Fundamental Viewpoint
- Marquis argues that abortion is fundamentally wrong for the same reason that killing an adult or child is wrong. He presumes that killing someone is wrong without attempting to detail a complete ethical framework.
The Intractability of the Abortion Debate
- Conflicting Arguments:
- Anti-Abortion Stance: Fetuses are human and alive; thus, their right to life overrides a woman's right to control her body, making abortion wrong.
- Thomson's Counter: Connects rights of the fetus to an analogy of being connected to a famous violinist in dire need of blood. Thomson posits that disconnection is permissible.
Thomson's Violinist Analogy
- An involuntary connection entangles bodily autonomy with moral obligation.
- This serves to illustrate that in pregnancy, a woman is not morally bound to sustain the fetus like one would not be obligated to sustain the violinist.
Symmetry in Moral Arguments
- Both sides of the abortion debate are divided on the inherent rights relating to a fetus's right to life versus a woman's autonomy over her body.
- Each side fails to clarify central rights consistently, ultimately landing on a stand-off concerning the moral grounds of abortion.
Fetal Right to Life
- The crux of the abortion debate lies in the determination of whether fetuses possess a right to life.
- Anti-Abortion Arguments: Appeal to being human as the criteria for a right to live.
- Pro-Choice Arguments: Rely on criteria of personhood marking the distinction of right to life, suggesting fetuses do not qualify.
Philosophical Discontent
- Each argument exhibits scope issues:
- A premise that all biologically human entities possess the right to life faces issues of inclusion (e.g., cancer cell cultures).

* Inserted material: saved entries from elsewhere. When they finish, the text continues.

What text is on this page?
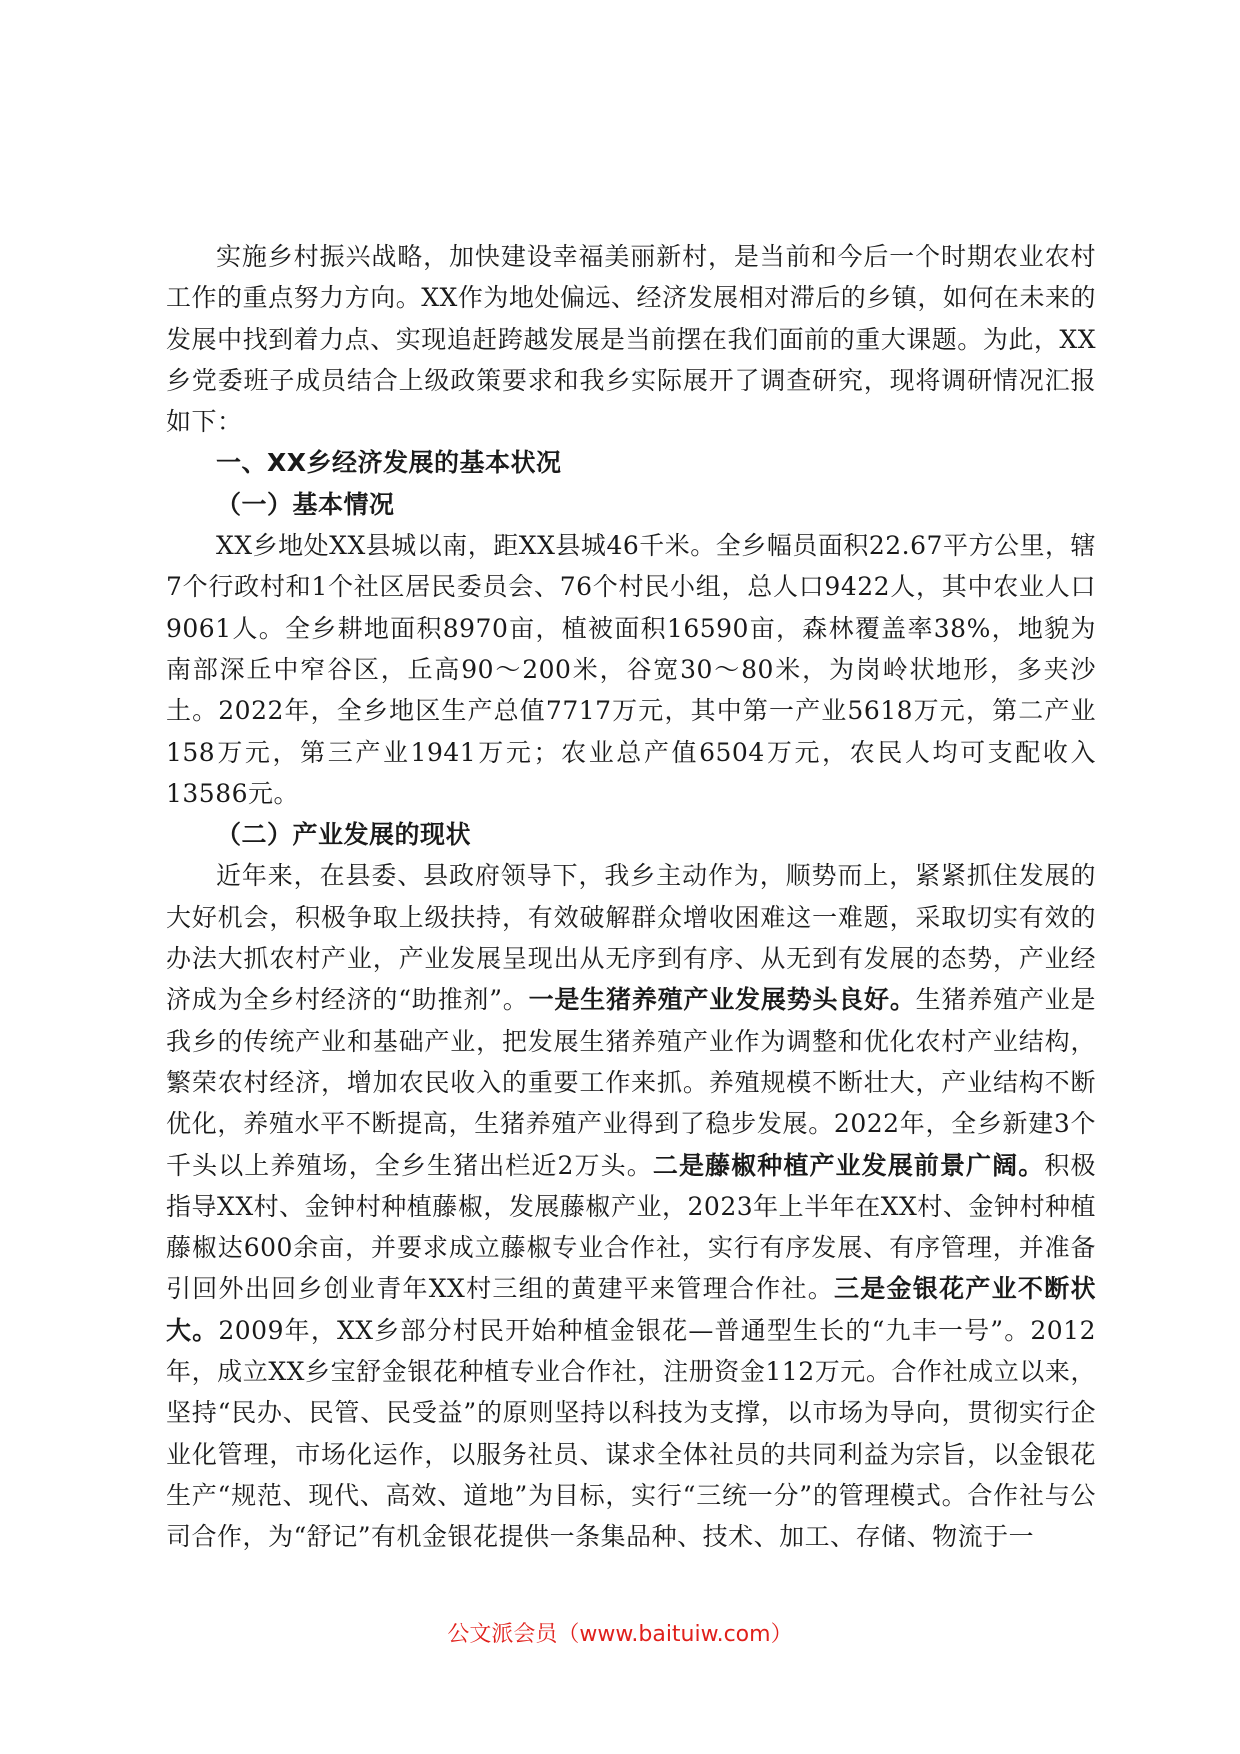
实施乡村振兴战略，加快建设幸福美丽新村，是当前和今后一个时期农业农村工作的重点努力方向。XX作为地处偏远、经济发展相对滞后的乡镇，如何在未来的发展中找到着力点、实现追赶跨越发展是当前摆在我们面前的重大课题。为此，XX乡党委班子成员结合上级政策要求和我乡实际展开了调查研究，现将调研情况汇报如下：

一、XX乡经济发展的基本状况

（一）基本情况

XX乡地处XX县城以南，距XX县城46千米。全乡幅员面积22.67平方公里，辖7个行政村和1个社区居民委员会、76个村民小组，总人口9422人，其中农业人口9061人。全乡耕地面积8970亩，植被面积16590亩，森林覆盖率38%，地貌为南部深丘中窄谷区，丘高90～200米，谷宽30～80米，为岗岭状地形，多夹沙土。2022年，全乡地区生产总值7717万元，其中第一产业5618万元，第二产业158万元，第三产业1941万元；农业总产值6504万元，农民人均可支配收入13586元。

（二）产业发展的现状

近年来，在县委、县政府领导下，我乡主动作为，顺势而上，紧紧抓住发展的大好机会，积极争取上级扶持，有效破解群众增收困难这一难题，采取切实有效的办法大抓农村产业，产业发展呈现出从无序到有序、从无到有发展的态势，产业经济成为全乡村经济的“助推剂”。一是生猪养殖产业发展势头良好。生猪养殖产业是我乡的传统产业和基础产业，把发展生猪养殖产业作为调整和优化农村产业结构，繁荣农村经济，增加农民收入的重要工作来抓。养殖规模不断壮大，产业结构不断优化，养殖水平不断提高，生猪养殖产业得到了稳步发展。2022年，全乡新建3个千头以上养殖场，全乡生猪出栏近2万头。二是藤椒种植产业发展前景广阔。积极指导XX村、金钟村种植藤椒，发展藤椒产业，2023年上半年在XX村、金钟村种植藤椒达600余亩，并要求成立藤椒专业合作社，实行有序发展、有序管理，并准备引回外出回乡创业青年XX村三组的黄建平来管理合作社。三是金银花产业不断状大。2009年，XX乡部分村民开始种植金银花—普通型生长的“九丰一号”。2012年，成立XX乡宝舒金银花种植专业合作社，注册资金112万元。合作社成立以来，坚持“民办、民管、民受益”的原则坚持以科技为支撑，以市场为导向，贯彻实行企业化管理，市场化运作，以服务社员、谋求全体社员的共同利益为宗旨，以金银花生产“规范、现代、高效、道地”为目标，实行“三统一分”的管理模式。合作社与公司合作，为“舒记”有机金银花提供一条集品种、技术、加工、存储、物流于一

公文派会员（www.baituiw.com）
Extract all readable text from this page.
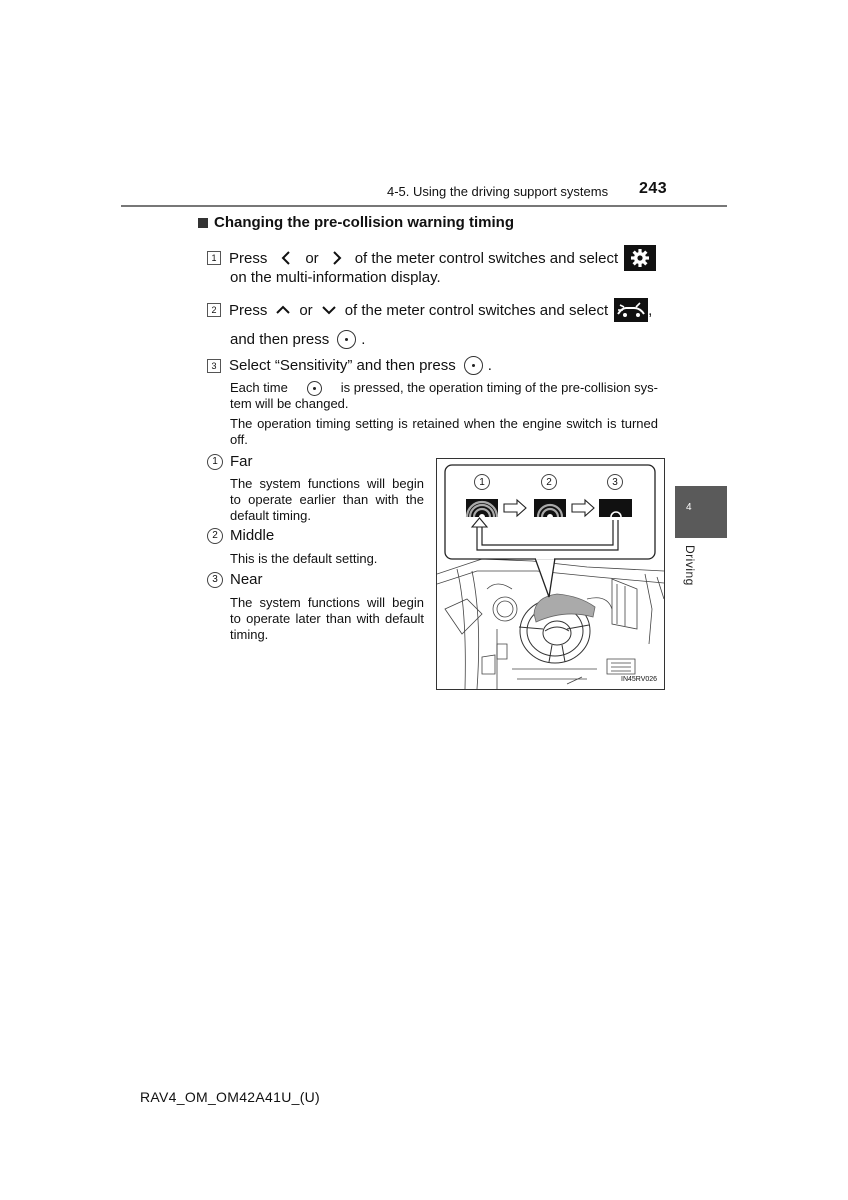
4-5. Using the driving support systems 243
Changing the pre-collision warning timing
1 Press	or of the meter control switches and select
on the multi-information display.
2 Press or of the meter control switches and select	,
and then press .
3 Select “Sensitivity” and then press .
Each time	is pressed, the operation timing of the pre-collision sys-
tem will be changed.
The operation timing setting is retained when the engine switch is turned off.
1 Far
The system functions will begin to operate earlier than with the default timing.
2 Middle
This is the default setting.
3 Near
The system functions will begin to operate later than with default timing.
1	2	3
IN45RV026
4
Driving
RAV4_OM_OM42A41U_(U)
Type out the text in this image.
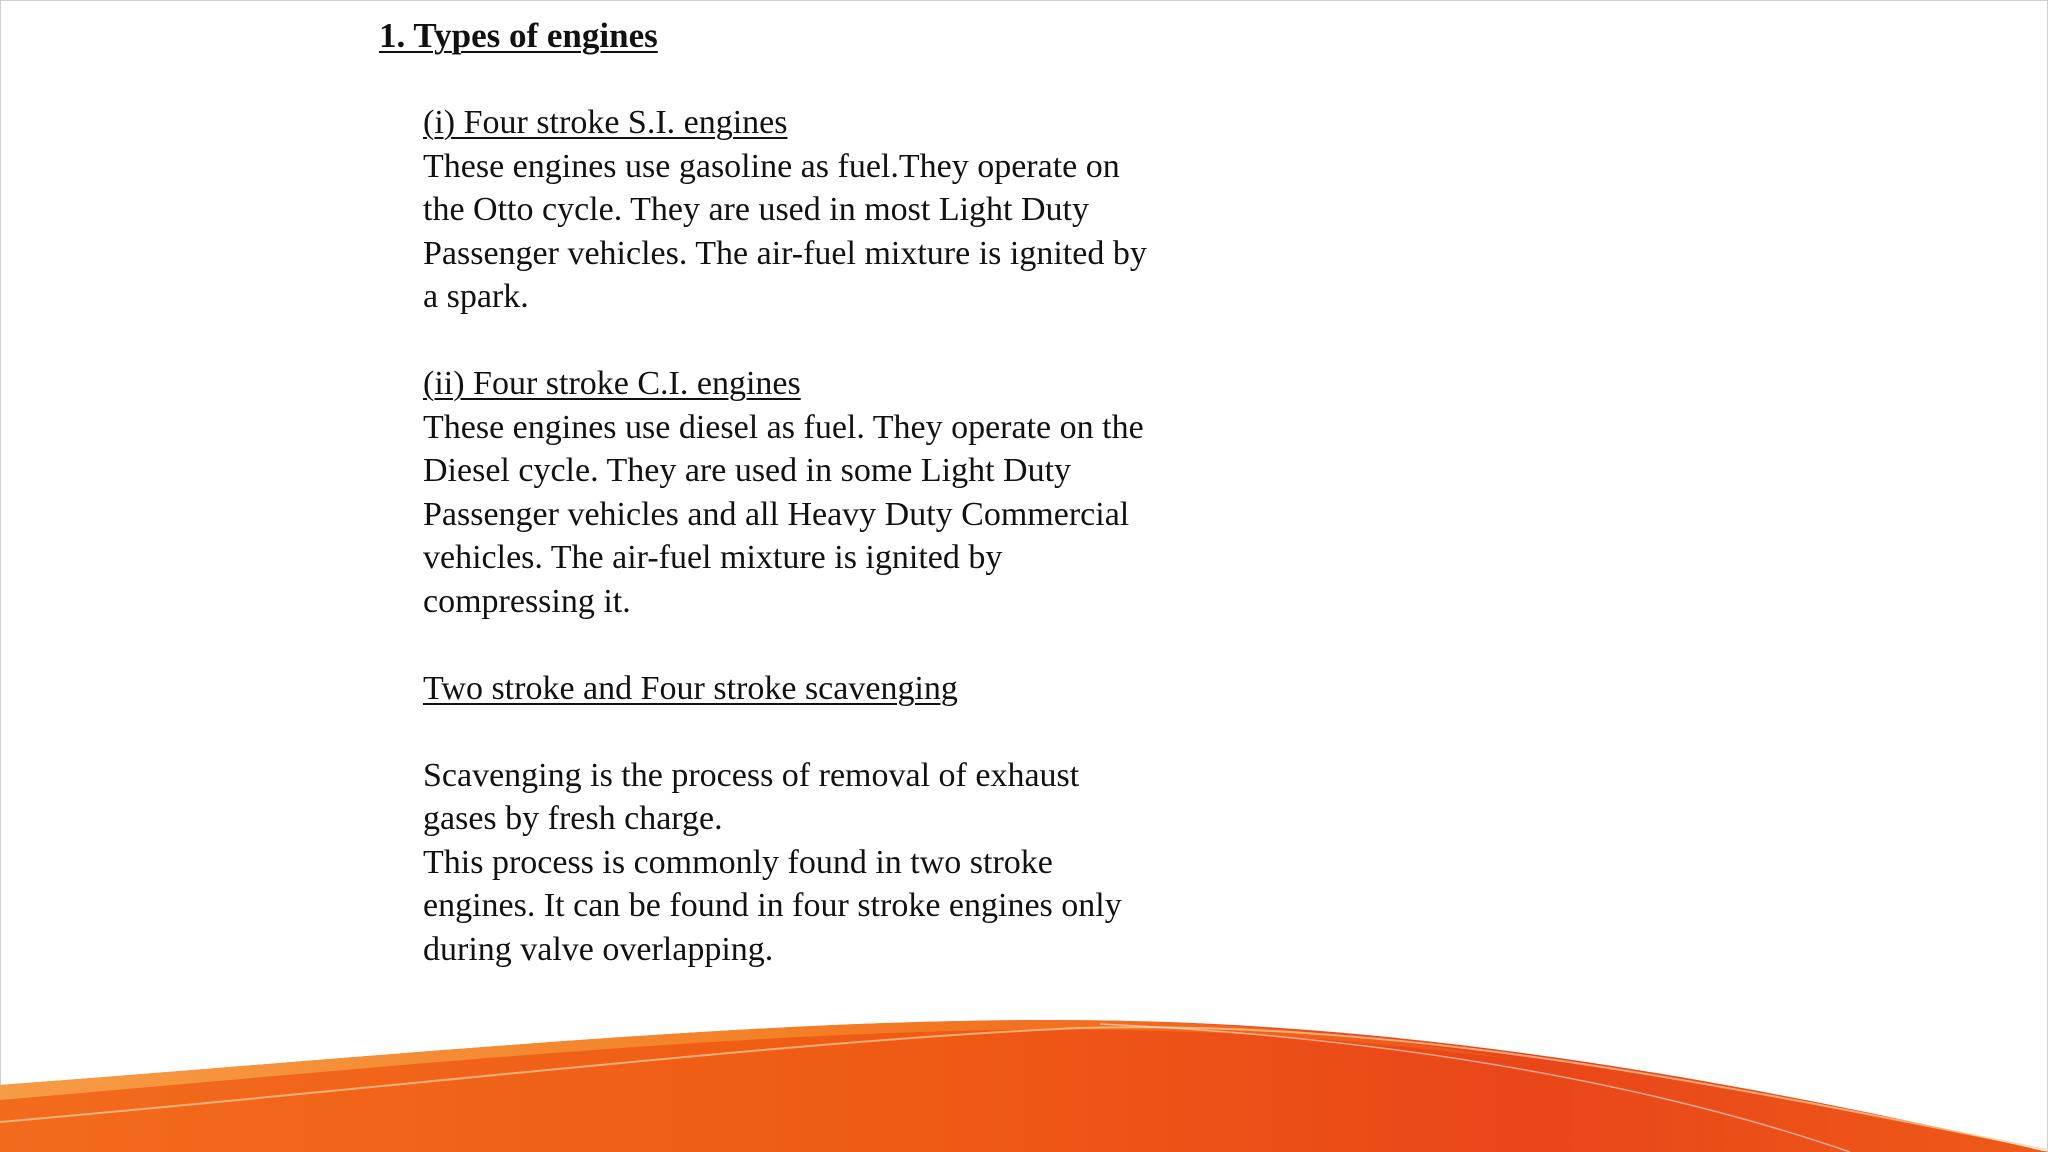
1. Types of engines
(i) Four stroke S.I. engines
These engines use gasoline as fuel.They operate on
the Otto cycle. They are used in most Light Duty
Passenger vehicles. The air-fuel mixture is ignited by
a spark.
(ii) Four stroke C.I. engines
These engines use diesel as fuel. They operate on the
Diesel cycle. They are used in some Light Duty
Passenger vehicles and all Heavy Duty Commercial
vehicles. The air-fuel mixture is ignited by
compressing it.
Two stroke and Four stroke scavenging
Scavenging is the process of removal of exhaust
gases by fresh charge.
This process is commonly found in two stroke
engines. It can be found in four stroke engines only
during valve overlapping.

- The pro-choice perspective raises its own difficulties, particularly regarding non-persons like infants and the severely retarded.
FLO (Future Like Ours) Theory
- Premise: Killing is wrong because it deprives individuals of a future of value.
- Emphasizes what a person stands to lose from premature death, relying on considered judgments about life's value.
Arguments Supporting FLO Theory
- Considered Judgment Argument: Aligns with common human sentiments of loss concerning death.
- Worst of Crimes Argument: Killing deprives an individual of their entire future, thus making it morally worse than lesser crimes.
- Case Appeal Argument: The FLO theory aligns with common beliefs about the ethics surrounding euthanasia and unconscious patients.
- Analogy to Animal Rights: The devaluation of a being's future reflects an inherently unjust act, mirroring arguments made concerning animal cruelty.
Critique of Opponents
- Potentiality Objection: Questions the legitimacy of potentiality arguments; countered by the assertion of genuine capacity for future value irrespective of the current state.
- Interests Argument: Challenges whether nonsentient fetuses have moral standing; countered by examples like temporarily unconscious beings who also lack consciousness but still have interests.
- Equality Problem: Notes the implied inequality in murder wrongness; addressed by suggesting varying aspects of moral worth balance the equation.
- Contraception Objection: Challenges why contraception does not elicit moral concerns; defended by the lack of a determinate individual being harmed in contraceptive scenarios.
Conclusion
- Overall Claim: Except in rare and extreme circumstances, abortion is seriously wrong based on the fundamental moral argument regarding the deprivation of a future of value, a principle echoed across various ethical discussions and judgments.
References
- Marquis, D. B., "A future like ours and the concept of person: a reply to McInerney and Paske," The Abortion Controversy: A Reader.
- Noonan, J., "An almost absolute value in history," The Morality of Abortion.
- Singer, P., "Not for humans only: the place of non-humans in environmental issues," Ethics and Problems of the 21st Century.